The concentration of these free radical metals in the neurological fluid disrupts all downstream neurological functions. Thoughts fail to complete. Memory is impaired or destroyed depending on which metal is dominant. Language, motor coordination, emotional regulation, and the entire spectrum of neurological activity is compromised when the medium through which neurons communicate is contaminated.

Aajonus identified specific foods as essential for rebuilding and supporting neurological tissue and neuron function.

White meat of fowl, particularly chicken and turkey, was the primary food for rebuilding the myelin sheath and the neurological framework more broadly. His experiments with animals showed that those fed raw chicken consistently had better neurological structure, better skin, better coats, and better intestinal integrity compared to those fed other meats. Fish could help replenish neurological fluids, and shellfish and oysters were also identified as supportive. However, fish alone did not rebuild the myelin or restore neurological progression. Without fowl, the nervous system did not rebuild as well. Aajonus noted this was a correction from what he had stated in his first book, where he said fish could restore myelin. His later experiments showed that was incomplete.
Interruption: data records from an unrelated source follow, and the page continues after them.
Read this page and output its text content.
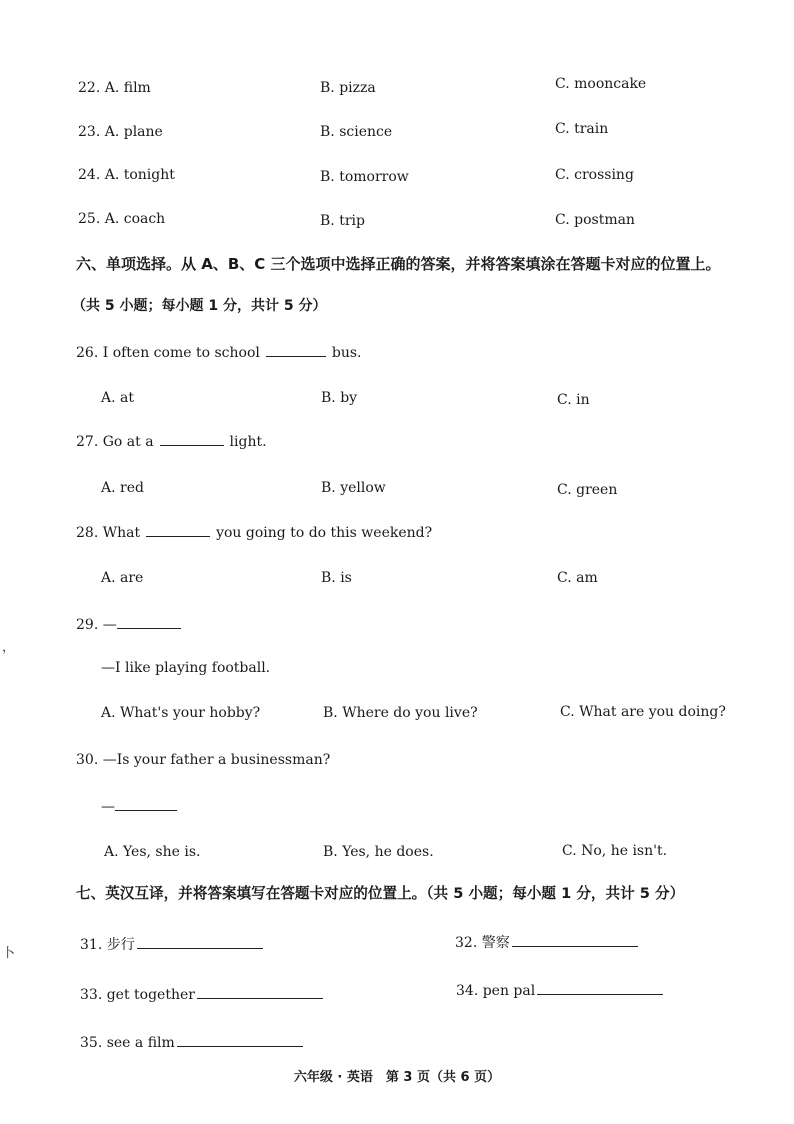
22. A. film	B. pizza	C. mooncake
23. A. plane	B. science	C. train
24. A. tonight	B. tomorrow	C. crossing
25. A. coach	B. trip	C. postman
六、单项选择。从 A、B、C 三个选项中选择正确的答案，并将答案填涂在答题卡对应的位置上。
（共 5 小题；每小题 1 分，共计 5 分）
26. I often come to school	bus.
A. at	B. by	C. in
27. Go at a	light.
A. red	B. yellow	C. green
28. What	you going to do this weekend?
A. are	B. is	C. am
29. —
—I like playing football.
A. What's your hobby?	B. Where do you live?	C. What are you doing?
30. —Is your father a businessman?
—
A. Yes, she is.	B. Yes, he does.	C. No, he isn't.
七、英汉互译，并将答案填写在答题卡对应的位置上。（共 5 小题；每小题 1 分，共计 5 分）
31. 步行	32. 警察
33. get together	34. pen pal
35. see a film
，
卜
六年级 · 英语　第 3 页（共 6 页）
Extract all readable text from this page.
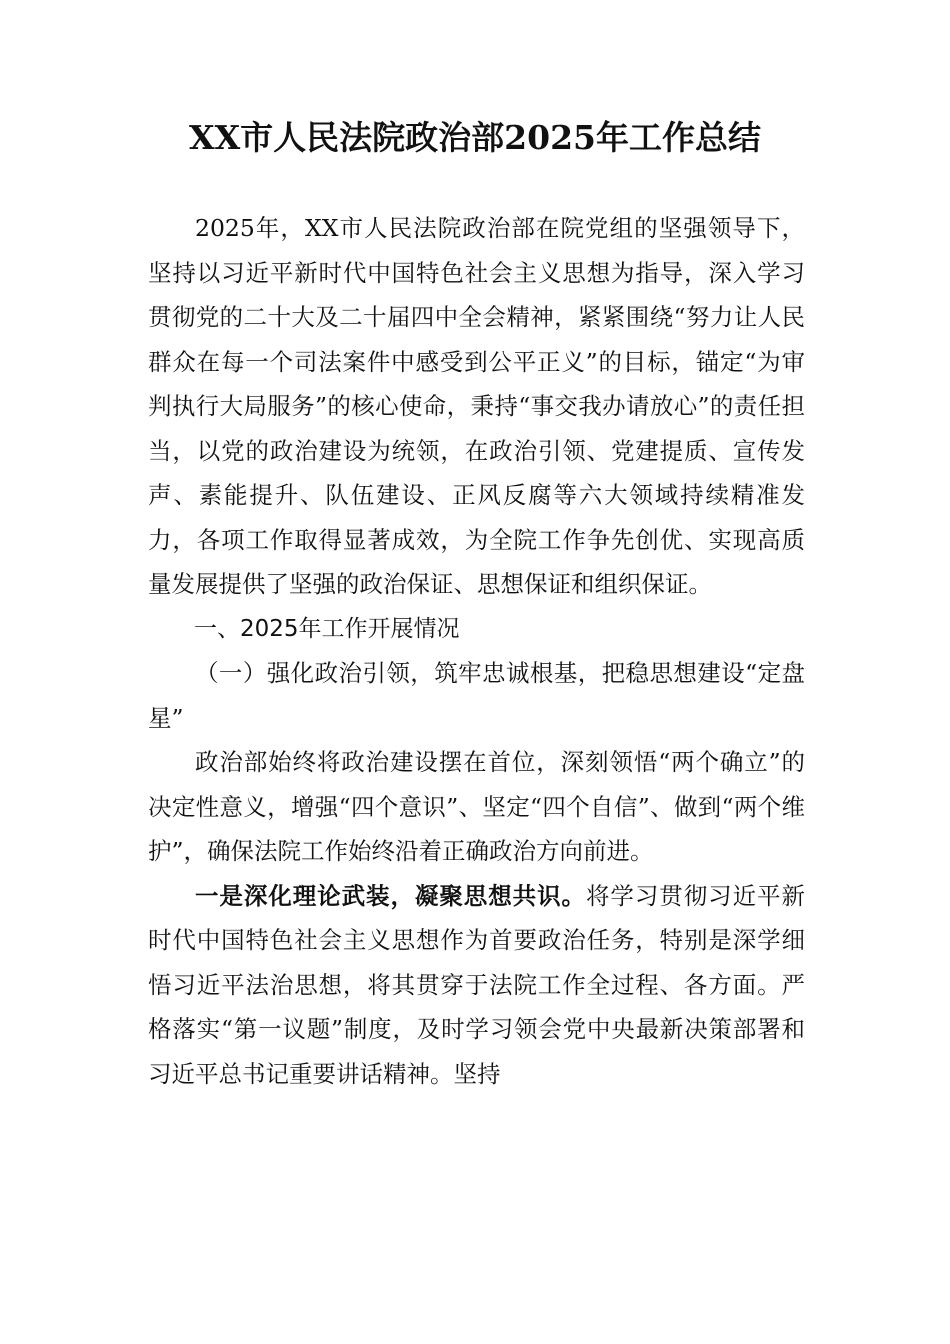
XX市人民法院政治部2025年工作总结

2025年，XX市人民法院政治部在院党组的坚强领导下，坚持以习近平新时代中国特色社会主义思想为指导，深入学习贯彻党的二十大及二十届四中全会精神，紧紧围绕“努力让人民群众在每一个司法案件中感受到公平正义”的目标，锚定“为审判执行大局服务”的核心使命，秉持“事交我办请放心”的责任担当，以党的政治建设为统领，在政治引领、党建提质、宣传发声、素能提升、队伍建设、正风反腐等六大领域持续精准发力，各项工作取得显著成效，为全院工作争先创优、实现高质量发展提供了坚强的政治保证、思想保证和组织保证。

一、2025年工作开展情况

（一）强化政治引领，筑牢忠诚根基，把稳思想建设“定盘星”

政治部始终将政治建设摆在首位，深刻领悟“两个确立”的决定性意义，增强“四个意识”、坚定“四个自信”、做到“两个维护”，确保法院工作始终沿着正确政治方向前进。

一是深化理论武装，凝聚思想共识。将学习贯彻习近平新时代中国特色社会主义思想作为首要政治任务，特别是深学细悟习近平法治思想，将其贯穿于法院工作全过程、各方面。严格落实“第一议题”制度，及时学习领会党中央最新决策部署和习近平总书记重要讲话精神。坚持
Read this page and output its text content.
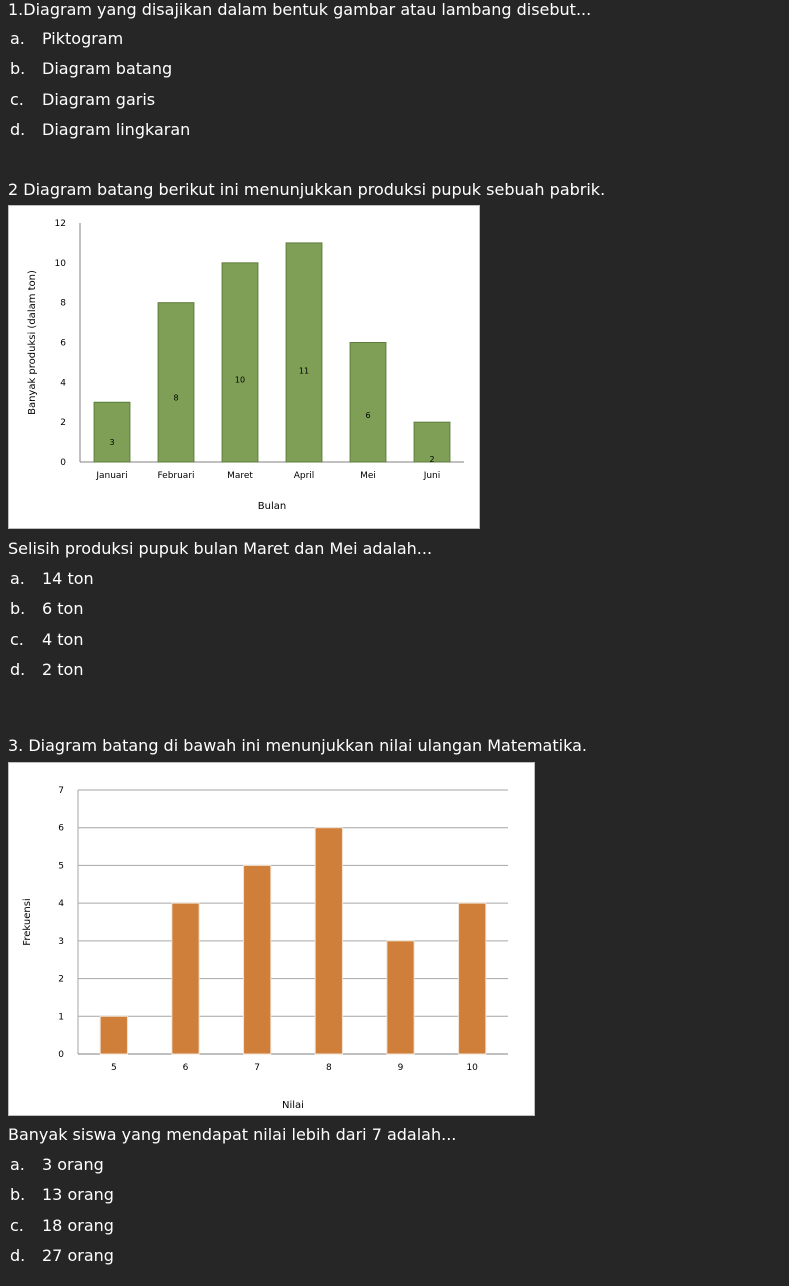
1.Diagram yang disajikan dalam bentuk gambar atau lambang disebut...
a. Piktogram
b. Diagram batang
c. Diagram garis
d. Diagram lingkaran
2 Diagram batang berikut ini menunjukkan produksi pupuk sebuah pabrik.
0
2
4
6
8
10
12
3
Januari
8
Februari
10
Maret
11
April
6
Mei
2
Juni
Bulan
Banyak produksi (dalam ton)
Selisih produksi pupuk bulan Maret dan Mei adalah...
a. 14 ton
b. 6 ton
c. 4 ton
d. 2 ton
3. Diagram batang di bawah ini menunjukkan nilai ulangan Matematika.
0
1
2
3
4
5
6
7
5	6	7	8	9	10
Nilai
Frekuensi
Banyak siswa yang mendapat nilai lebih dari 7 adalah...
a. 3 orang
b. 13 orang
c. 18 orang
d. 27 orang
For the brain and nervous system to receive fat, a specific delivery mechanism was needed because dietary fats are typically absorbed before food reaches the colon. Aajonus described a method involving the introduction of fats such as cream directly through the intestinal route, combined with specific body movements to move the substance across the transverse colon and down toward the ascending colon. By this mechanism, fresh fats that the brain and nervous system would otherwise never receive could be delivered directly. When the myelin receives adequate fat this way, a noticeable shift occurs in nervous system function.

Meat-derived glycogen, produced through pyruvate rather than through carbohydrate conversion, keeps the neurological fluid free of the stickiness that prevents proper synapse firing.